The Tribunal will not assist you to demand your money back from the dealer in the case of a cosmetic or minor defect. Examples are a rattle or scraping sound, minor leak, non-aligned boot lid, non-matching rims, faulty electronics causing the key not to be recognized, or where flaws were specifically pointed out to the consumer before purchase.
The consumer can claim repair costs for minor or cosmetic defects that were not pointed out to the consumer before purchase, where the defect was present at the time the consumer bought the car.
“We see from the rulings that the Tribunal will order the dealership to refund the consumer where there is clear evidence of a defective gearbox or engine trouble which causes the car to break down, a blown gasket, a serious oil leak, or poor prior accident repairs, combined with a variety of smaller faults which would cost over R100,000 to repair,” Broekmann added.
Claims first have to be dealt with by the Motor Industry Ombud and then have to be investigated by the National Consumer Commission.
“The Motor Industry Ombud’s findings more often than not contradict the clear wording of the Consumer Protection Act. So, consumers are forced to waste time and effort with referrals to the ombud just to receive unreliable outcomes. In the few cases where the ombud finds for the consumer, the dealerships routinely ignore the finding and so consumers are forced to approach the National Consumer Tribunal to obtain redress.

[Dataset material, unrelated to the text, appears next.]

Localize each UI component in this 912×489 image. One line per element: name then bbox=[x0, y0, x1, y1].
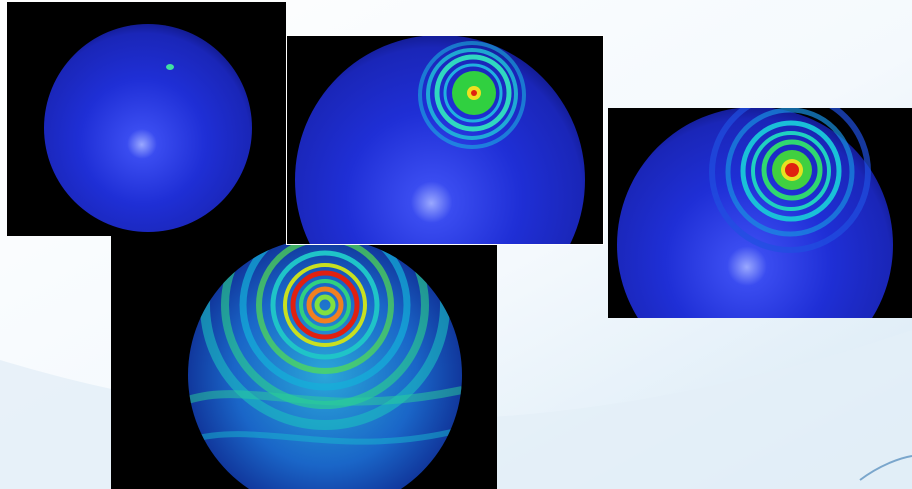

“The Commission is notoriously inactive and by the time they submit the case to the National Consumer Tribunal it has often already expired. This was the case in seven of the recent vehicle cases before the Tribunal, which is heartbreaking.
“If a consumer refers the matter to the consumer commission and they drag their feet, the right procedure is to request a notice of non-referral from the commission and then immediately refer the claim to the tribunal,” said Broekmann.
The tribunal has made it clear in one of their rulings that consumers must not refuse to make use of their warranty to fund any repairs that may be needed, if such a warranty is in place.
Likewise, they have ruled that they take a dim view of any dealership that does not conclude a formal written contract with a consumer. The Tribunal also doesn’t allow a dealership or workshop to charge storage fees when the consumer refuses to pay due to a valid dispute.